Des histoires qui s’écrivent en pointillé
Cinéma Lou Regalou à Martel : au cœur d’un village, les souvenirs en suspens
Le Lou Regalou faisait vibrer Martel depuis les années 1950. Un écran où se mêlaient films d’auteur, blockbusters familiaux et rencontres associatives régionales. Mais, confronté au renouvellement nécessaire des équipements techniques, à la baisse de la fréquentation (avec moins de 5 000 entrées annuelles en 2018, selon la CNC), et épuisé par une gestion bénévole, le cinéma a fermé en 2022. Faute de projet de reprise viable – bien que des habitants se soient mobilisés via une pétition –, le bâtiment attend une nouvelle vocation.
À titre d’anecdote, beaucoup de lotois évoquent le souvenir des séances spéciales « cinéma sous les étoiles » organisées par Lou Regalou, quand il fallait pousser les fauteuils dehors l’été, une singularité devenue rare.
Les « salles de fêtes-cinéma » : le casse-tête de la ruralité
Le Lot a longtemps été territoire d’expérimentation d’un modèle hybride : le cinéma porté par des associations dans des salles communales polyvalentes. C’est le cas à Sousceyrac-en-Quercy, où après la pandémie, l’association cinéphile de la salle des fêtes a jeté l’éponge.

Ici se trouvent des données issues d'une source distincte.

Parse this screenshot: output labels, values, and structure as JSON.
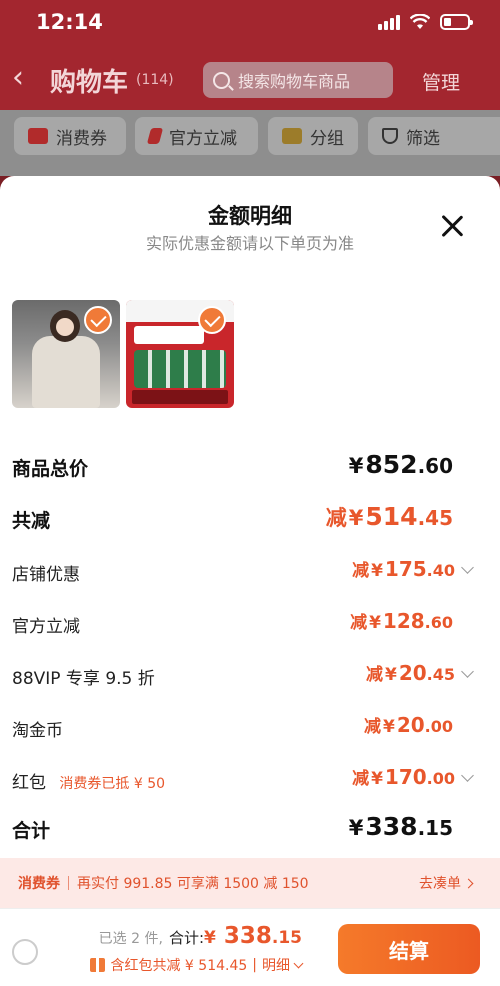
{
  "status_bar": {
    "time": "12:14"
  },
  "header": {
    "title": "购物车",
    "count": "(114)",
    "search_placeholder": "搜索购物车商品",
    "manage": "管理"
  },
  "filters": [
    "消费券",
    "官方立减",
    "分组",
    "筛选"
  ],
  "sheet": {
    "title": "金额明细",
    "subtitle": "实际优惠金额请以下单页为准",
    "products": [
      {
        "name": "product-thumb-jacket",
        "checked": true
      },
      {
        "name": "product-thumb-beer",
        "checked": true
      }
    ],
    "rows": {
      "total_price": {
        "label": "商品总价",
        "yen": "¥",
        "int": "852",
        "dec": ".60"
      },
      "total_discount": {
        "label": "共减",
        "prefix": "减",
        "yen": "¥",
        "int": "514",
        "dec": ".45"
      },
      "shop_discount": {
        "label": "店铺优惠",
        "prefix": "减",
        "yen": "¥",
        "int": "175",
        "dec": ".40"
      },
      "official_discount": {
        "label": "官方立减",
        "prefix": "减",
        "yen": "¥",
        "int": "128",
        "dec": ".60"
      },
      "vip_discount": {
        "label": "88VIP 专享 9.5 折",
        "prefix": "减",
        "yen": "¥",
        "int": "20",
        "dec": ".45"
      },
      "taojinbi": {
        "label": "淘金币",
        "prefix": "减",
        "yen": "¥",
        "int": "20",
        "dec": ".00"
      },
      "red_packet": {
        "label": "红包",
        "note": "消费券已抵 ¥ 50",
        "prefix": "减",
        "yen": "¥",
        "int": "170",
        "dec": ".00"
      },
      "grand_total": {
        "label": "合计",
        "yen": "¥",
        "int": "338",
        "dec": ".15"
      }
    }
  },
  "coupon_bar": {
    "tag": "消费券",
    "text": "再实付 991.85 可享满 1500 减 150",
    "action": "去凑单"
  },
  "bottom_bar": {
    "selected": "已选 2 件,",
    "total_label": "合计:",
    "yen": "¥",
    "int": " 338",
    "dec": ".15",
    "saved": "含红包共减 ¥ 514.45",
    "detail": "明细",
    "checkout": "结算"
  },
  "colors": {
    "accent": "#e8572c",
    "header_red": "#a3262f",
    "checkout": "#ec5a22"
  }
}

- Manque chronique de bénévoles ;
- Obligations techniques (passage au numérique, adaptabilité aux normes PMR : Personnes à Mobilité Réduite) trop coûteuses pour de petites structures.
- Fréquentation divisée par deux post-Covid ;
Ces fermetures entraînent une moindre diversité culturelle pour les villages concernés : selon l'Association des Cinémas de Proximité de France, dans plus d’1 commune du Lot sur 3, la salle de cinéma la plus proche est à plus de 25 km.
Le théâtre de Vaillac : une parenthèse durable ?
Installé dans le superbe décor du Palais Renaissance, le théâtre de Vaillac incarnait un rendez-vous d’été fortement identifié. La fin de son activité « permanente » en 2021, précipitée par le retrait des équipes associatives historiques et l’incapacité, pour la commune, d’assurer seule la gestion des événements, a laissé un vide.
Les festivals ponctuels se poursuivent, mais la programmation à l’année, source de découvertes et de rencontres pour les habitants du Nord-Quercy, ne retrouve pas son souffle initial.